IBM Wednesday moved to make its collaboration software more attractive to customers in a increasingly competitive market with the announcement of WebSphere Portal’s Collaboration Center, a destination with such perks as instant messaging, Web conferencing, and people finder tools.Enterprise portals let employees, business partners and customers access information, collaborate and communicate across disparate systems in real time via a Web browser.
To accommodate the increasing demand for sharing via portals, IBMhas turned to its Lotus software brand to provide features like corporate white pages, organizational charts, instant messages, team workplaces and virtual meetings.
Armonk, N.Y.’s IBM is considered a leader in the collaboration technology market and competes with Microsoft, Oracle and portal providers such as Plumtree. These companies are adding more functionality to dashboard-view-like portals because customers are asking for the software they buy to be more capable of handling group functions despite the spread of employees over many remote offices.
IBM said the goal of the Collaboration Center is to help companies add value to their global workforce by delivering collaborative portal software to business users. Employees can communicate and share information across offices, regions and lines of businesses in real-time fashion, one of the emerging traits of Big Blue’s on-demand e-business push.

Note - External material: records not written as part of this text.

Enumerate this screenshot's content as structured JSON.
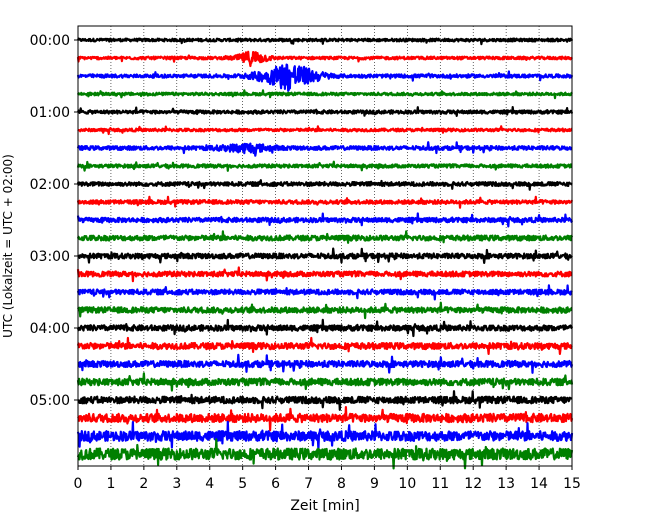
{
  "chart_data": {
    "type": "line",
    "chart_kind": "helicorder",
    "xlabel": "Zeit  [min]",
    "ylabel": "UTC (Lokalzeit = UTC + 02:00)",
    "xlim": [
      0,
      15
    ],
    "x_ticks": [
      "0",
      "1",
      "2",
      "3",
      "4",
      "5",
      "6",
      "7",
      "8",
      "9",
      "10",
      "11",
      "12",
      "13",
      "14",
      "15"
    ],
    "y_ticks": [
      "00:00",
      "01:00",
      "02:00",
      "03:00",
      "04:00",
      "05:00"
    ],
    "grid": "vertical dotted lines at each minute",
    "trace_interval_minutes": 15,
    "trace_count": 24,
    "trace_colors": [
      "#000000",
      "#ff0000",
      "#0000ff",
      "#008000"
    ],
    "events": [
      {
        "trace": 1,
        "start_min": 4.4,
        "peak_min": 5.3,
        "end_min": 6.2,
        "amplitude": 0.55
      },
      {
        "trace": 2,
        "start_min": 4.6,
        "peak_min": 6.4,
        "end_min": 8.2,
        "amplitude": 1.0
      },
      {
        "trace": 6,
        "start_min": 3.5,
        "peak_min": 5.2,
        "end_min": 6.5,
        "amplitude": 0.3
      }
    ],
    "noise_level_by_trace": [
      0.1,
      0.1,
      0.12,
      0.1,
      0.12,
      0.1,
      0.14,
      0.12,
      0.14,
      0.14,
      0.16,
      0.18,
      0.18,
      0.18,
      0.18,
      0.2,
      0.2,
      0.22,
      0.22,
      0.24,
      0.24,
      0.3,
      0.35,
      0.4
    ]
  }
}
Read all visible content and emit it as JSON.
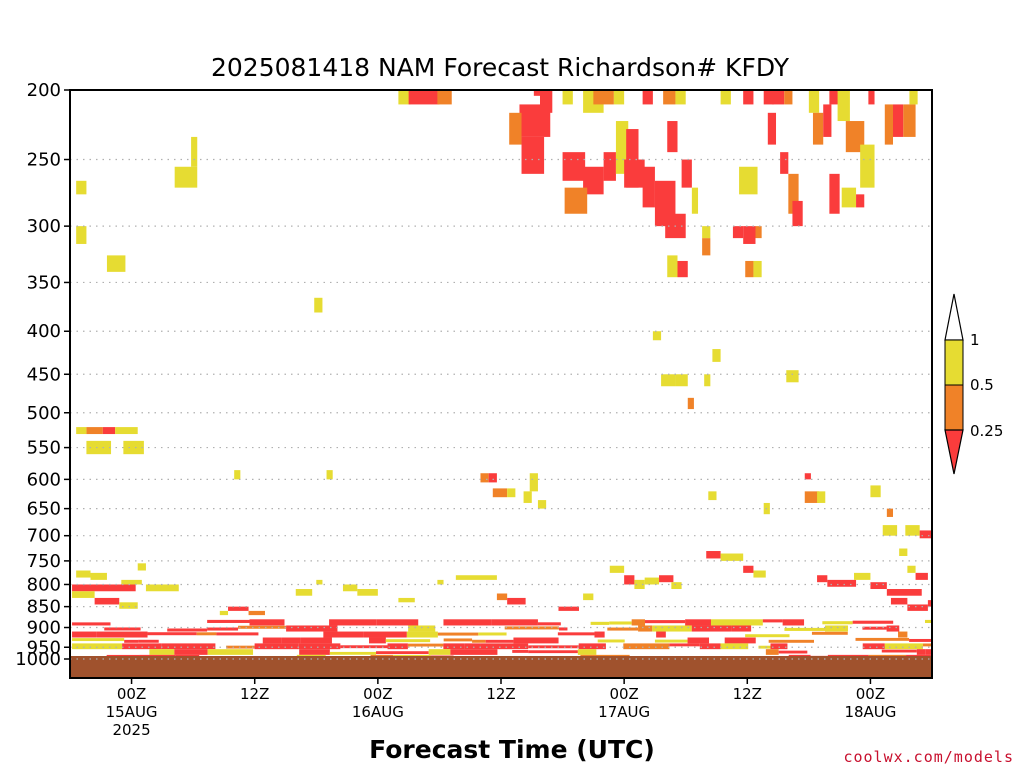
{
  "chart_data": {
    "type": "heatmap",
    "title": "2025081418 NAM Forecast Richardson# KFDY",
    "xlabel": "Forecast Time (UTC)",
    "ylabel": "",
    "y_scale": "log-pressure",
    "y_range_hPa": [
      1000,
      200
    ],
    "y_ticks": [
      200,
      250,
      300,
      350,
      400,
      450,
      500,
      550,
      600,
      650,
      700,
      750,
      800,
      850,
      900,
      950,
      1000
    ],
    "x_range_hours": [
      -6,
      78
    ],
    "x_ticks": [
      {
        "hour": 0,
        "lines": [
          "00Z",
          "15AUG",
          "2025"
        ]
      },
      {
        "hour": 12,
        "lines": [
          "12Z"
        ]
      },
      {
        "hour": 24,
        "lines": [
          "00Z",
          "16AUG"
        ]
      },
      {
        "hour": 36,
        "lines": [
          "12Z"
        ]
      },
      {
        "hour": 48,
        "lines": [
          "00Z",
          "17AUG"
        ]
      },
      {
        "hour": 60,
        "lines": [
          "12Z"
        ]
      },
      {
        "hour": 72,
        "lines": [
          "00Z",
          "18AUG"
        ]
      }
    ],
    "grid": "dotted horizontal lines at pressure ticks",
    "legend": {
      "placement": "right",
      "labels": [
        "1",
        "0.5",
        "0.25"
      ],
      "bins": [
        {
          "range": "0.5-1",
          "color": "#e6dc32"
        },
        {
          "range": "0.25-0.5",
          "color": "#f08228"
        },
        {
          "range": "<0.25",
          "color": "#fa3c3c"
        }
      ]
    },
    "colors": {
      "yellow": "#e6dc32",
      "orange": "#f08228",
      "red": "#fa3c3c",
      "ground": "#a0522d"
    },
    "ground_level_hPa": 990,
    "cells": [
      [
        -5.4,
        -4.4,
        300,
        315,
        "y"
      ],
      [
        -5.4,
        -4.4,
        275,
        265,
        "y"
      ],
      [
        -2.4,
        -0.6,
        325,
        340,
        "y"
      ],
      [
        4.2,
        6.4,
        255,
        270,
        "y"
      ],
      [
        5.8,
        6.4,
        235,
        255,
        "y"
      ],
      [
        17.8,
        18.6,
        365,
        380,
        "y"
      ],
      [
        26,
        27.2,
        200,
        215,
        "y"
      ],
      [
        27,
        30,
        200,
        215,
        "r"
      ],
      [
        29.8,
        31.2,
        200,
        215,
        "o"
      ],
      [
        37.8,
        40.8,
        215,
        235,
        "r"
      ],
      [
        36.8,
        38,
        220,
        240,
        "o"
      ],
      [
        38,
        40.2,
        235,
        260,
        "r"
      ],
      [
        39.8,
        41,
        205,
        220,
        "r"
      ],
      [
        39.2,
        40.2,
        200,
        210,
        "r"
      ],
      [
        42,
        43,
        200,
        215,
        "y"
      ],
      [
        44,
        46,
        200,
        220,
        "y"
      ],
      [
        45,
        47,
        200,
        215,
        "o"
      ],
      [
        47,
        48,
        200,
        215,
        "y"
      ],
      [
        42,
        44.2,
        245,
        265,
        "r"
      ],
      [
        44,
        46,
        255,
        275,
        "r"
      ],
      [
        46,
        47.2,
        245,
        265,
        "r"
      ],
      [
        42.2,
        44.4,
        270,
        290,
        "o"
      ],
      [
        47.2,
        48.4,
        225,
        260,
        "y"
      ],
      [
        48.2,
        49.4,
        230,
        270,
        "r"
      ],
      [
        48,
        50,
        250,
        270,
        "r"
      ],
      [
        49.8,
        51,
        255,
        285,
        "r"
      ],
      [
        51,
        53,
        265,
        300,
        "r"
      ],
      [
        52,
        54,
        290,
        310,
        "r"
      ],
      [
        49.8,
        50.8,
        200,
        215,
        "r"
      ],
      [
        51.8,
        53,
        200,
        215,
        "o"
      ],
      [
        53,
        54,
        200,
        215,
        "y"
      ],
      [
        52.2,
        53.2,
        225,
        245,
        "r"
      ],
      [
        53.6,
        54.6,
        250,
        270,
        "r"
      ],
      [
        50.8,
        51.6,
        400,
        410,
        "y"
      ],
      [
        51.6,
        53,
        450,
        465,
        "y"
      ],
      [
        53,
        54.2,
        450,
        465,
        "y"
      ],
      [
        54.2,
        54.8,
        480,
        495,
        "o"
      ],
      [
        55.8,
        56.4,
        450,
        465,
        "y"
      ],
      [
        55.6,
        56.4,
        310,
        325,
        "o"
      ],
      [
        55.6,
        56.4,
        300,
        310,
        "y"
      ],
      [
        53.2,
        54.2,
        330,
        345,
        "r"
      ],
      [
        52.2,
        53.2,
        325,
        345,
        "y"
      ],
      [
        54.6,
        55.2,
        270,
        290,
        "y"
      ],
      [
        56.6,
        57.4,
        420,
        435,
        "y"
      ],
      [
        57.4,
        58.4,
        200,
        215,
        "y"
      ],
      [
        58.6,
        59.6,
        300,
        310,
        "r"
      ],
      [
        59.6,
        60.8,
        300,
        315,
        "r"
      ],
      [
        60.8,
        61.4,
        300,
        310,
        "o"
      ],
      [
        59.8,
        60.6,
        330,
        345,
        "o"
      ],
      [
        60.6,
        61.4,
        330,
        345,
        "y"
      ],
      [
        59.2,
        61,
        255,
        275,
        "y"
      ],
      [
        59.6,
        60.6,
        200,
        215,
        "r"
      ],
      [
        61.6,
        62.6,
        200,
        215,
        "r"
      ],
      [
        62.4,
        63.6,
        200,
        215,
        "r"
      ],
      [
        63.6,
        64.4,
        200,
        215,
        "o"
      ],
      [
        62,
        62.8,
        220,
        240,
        "r"
      ],
      [
        63.2,
        64,
        245,
        260,
        "r"
      ],
      [
        64,
        65,
        260,
        290,
        "o"
      ],
      [
        64.4,
        65.4,
        280,
        300,
        "r"
      ],
      [
        63.8,
        65,
        445,
        460,
        "y"
      ],
      [
        66,
        67,
        200,
        220,
        "y"
      ],
      [
        66.4,
        67.4,
        220,
        240,
        "o"
      ],
      [
        67.4,
        68.2,
        215,
        235,
        "r"
      ],
      [
        68,
        69,
        200,
        215,
        "r"
      ],
      [
        68.8,
        70,
        205,
        225,
        "y"
      ],
      [
        69.6,
        71.4,
        225,
        245,
        "o"
      ],
      [
        71,
        72.4,
        240,
        270,
        "y"
      ],
      [
        68,
        69,
        260,
        290,
        "r"
      ],
      [
        69.2,
        70.6,
        270,
        285,
        "y"
      ],
      [
        70.6,
        71.4,
        275,
        285,
        "r"
      ],
      [
        71.8,
        72.4,
        200,
        215,
        "r"
      ],
      [
        73.4,
        74.2,
        215,
        240,
        "o"
      ],
      [
        74.2,
        75.2,
        215,
        235,
        "r"
      ],
      [
        75.2,
        76.4,
        215,
        235,
        "o"
      ],
      [
        75.8,
        76.6,
        200,
        215,
        "y"
      ],
      [
        -4.4,
        -2.8,
        520,
        530,
        "o"
      ],
      [
        -2.8,
        -1.6,
        520,
        530,
        "r"
      ],
      [
        -1.6,
        0.6,
        520,
        530,
        "y"
      ],
      [
        -5.4,
        -4.4,
        520,
        530,
        "y"
      ],
      [
        -4.4,
        -2,
        540,
        560,
        "y"
      ],
      [
        -0.8,
        1.2,
        540,
        560,
        "y"
      ],
      [
        10,
        10.6,
        585,
        600,
        "y"
      ],
      [
        19,
        19.6,
        585,
        600,
        "y"
      ],
      [
        34,
        34.8,
        590,
        605,
        "o"
      ],
      [
        34.8,
        35.6,
        590,
        605,
        "r"
      ],
      [
        35.2,
        36.6,
        615,
        630,
        "o"
      ],
      [
        36.6,
        37.4,
        615,
        630,
        "y"
      ],
      [
        38.2,
        39,
        620,
        640,
        "y"
      ],
      [
        38.8,
        39.6,
        590,
        620,
        "y"
      ],
      [
        39.6,
        40.4,
        635,
        650,
        "y"
      ],
      [
        56.2,
        57,
        620,
        635,
        "y"
      ],
      [
        61.6,
        62.2,
        640,
        660,
        "y"
      ],
      [
        65.6,
        66.2,
        590,
        600,
        "r"
      ],
      [
        65.6,
        67,
        620,
        640,
        "o"
      ],
      [
        66.8,
        67.6,
        620,
        640,
        "y"
      ],
      [
        72,
        73,
        610,
        630,
        "y"
      ],
      [
        73.6,
        74.2,
        650,
        665,
        "o"
      ],
      [
        73.2,
        74.6,
        680,
        700,
        "y"
      ],
      [
        75.4,
        76.8,
        680,
        700,
        "y"
      ],
      [
        76.8,
        78,
        690,
        705,
        "r"
      ],
      [
        -5.8,
        0.4,
        800,
        815,
        "r"
      ],
      [
        -5.8,
        -3.6,
        815,
        830,
        "y"
      ],
      [
        -3.6,
        -1.2,
        830,
        845,
        "r"
      ],
      [
        -1.2,
        0.6,
        840,
        855,
        "y"
      ],
      [
        -5.4,
        -4,
        770,
        785,
        "y"
      ],
      [
        -4,
        -2.4,
        775,
        790,
        "y"
      ],
      [
        -1,
        1,
        790,
        800,
        "y"
      ],
      [
        1.4,
        4.6,
        800,
        815,
        "y"
      ],
      [
        0.6,
        1.4,
        755,
        770,
        "y"
      ],
      [
        8.6,
        9.4,
        860,
        870,
        "y"
      ],
      [
        9.4,
        11.4,
        850,
        860,
        "r"
      ],
      [
        11.4,
        13,
        860,
        870,
        "o"
      ],
      [
        16,
        17.6,
        810,
        825,
        "y"
      ],
      [
        18,
        18.6,
        790,
        800,
        "y"
      ],
      [
        20.6,
        22,
        800,
        815,
        "y"
      ],
      [
        22,
        24,
        810,
        825,
        "y"
      ],
      [
        26,
        27.6,
        830,
        840,
        "y"
      ],
      [
        29.8,
        30.4,
        790,
        800,
        "y"
      ],
      [
        31.6,
        35.6,
        780,
        790,
        "y"
      ],
      [
        35.6,
        36.6,
        820,
        835,
        "o"
      ],
      [
        36.6,
        38.4,
        830,
        845,
        "r"
      ],
      [
        41.6,
        43.6,
        850,
        860,
        "r"
      ],
      [
        44,
        45,
        820,
        835,
        "y"
      ],
      [
        46.6,
        48,
        760,
        775,
        "y"
      ],
      [
        48,
        49,
        780,
        800,
        "r"
      ],
      [
        49,
        50,
        790,
        810,
        "y"
      ],
      [
        50,
        51.4,
        785,
        800,
        "y"
      ],
      [
        51.4,
        52.8,
        780,
        795,
        "r"
      ],
      [
        52.6,
        53.6,
        795,
        810,
        "y"
      ],
      [
        56,
        57.4,
        730,
        745,
        "r"
      ],
      [
        57.4,
        59.6,
        735,
        750,
        "y"
      ],
      [
        59.6,
        60.6,
        760,
        775,
        "r"
      ],
      [
        60.6,
        61.8,
        770,
        785,
        "y"
      ],
      [
        66.8,
        67.8,
        780,
        795,
        "r"
      ],
      [
        67.8,
        70.6,
        790,
        805,
        "r"
      ],
      [
        70.4,
        72,
        775,
        790,
        "y"
      ],
      [
        72,
        73.6,
        795,
        810,
        "r"
      ],
      [
        73.6,
        77,
        810,
        825,
        "r"
      ],
      [
        74,
        75.6,
        830,
        845,
        "r"
      ],
      [
        75.6,
        77.6,
        845,
        860,
        "r"
      ],
      [
        77.6,
        78,
        835,
        850,
        "r"
      ],
      [
        75.6,
        76.4,
        760,
        775,
        "y"
      ],
      [
        76.4,
        77.6,
        775,
        790,
        "r"
      ],
      [
        74.8,
        75.6,
        725,
        740,
        "y"
      ],
      [
        -5.8,
        78,
        880,
        895,
        "s"
      ],
      [
        -5.8,
        78,
        895,
        910,
        "s"
      ],
      [
        -5.8,
        78,
        910,
        925,
        "s"
      ],
      [
        -5.8,
        78,
        925,
        940,
        "s"
      ],
      [
        -5.8,
        78,
        940,
        955,
        "s"
      ],
      [
        -5.8,
        78,
        955,
        970,
        "s"
      ],
      [
        -5.8,
        78,
        970,
        985,
        "s"
      ]
    ]
  },
  "credit": "coolwx.com/models"
}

As previously reported, users can find colleagues in an organizational directory from anywhere in the portal and contact them immediately. Users can also track all the team workplaces they belong to and participate in online Web conferences using the portal interface.
Three Collaboration Center portlets — extensions of a portal — will be added to WebSphere Portal Extend and WebSphere Portal Experience. They will include an online corporate white pages and navigation tool to find employees; My Lotus Team Workplaces (QuickPlace) to create, search and manage multiple worker groups; and Lotus Web Conferencing (Sametime) to let users conduct online meetings. All three portlets come with Lotus Instant Messaging (Sametime).
IBM’s portal vision has proved compelling for other software vendors as 46 have signed up to build portlets for WebSphere Portal. Chief among these is Bowstreet, a former Web services software player.
“As portals become a vital extension of business processes, customers need powerful tools to quickly develop portlets for WebSphere Portal,” said Michael George, CEO, Bowstreet. “This agreement expands Bowstreet’s reach in the market while providing IBM with additional tools to extend WebSphere Portal’s competitive advantage.”
The Collaboration Center will be available from the WebSphere Portlet Catalog in the second quarter of 2003.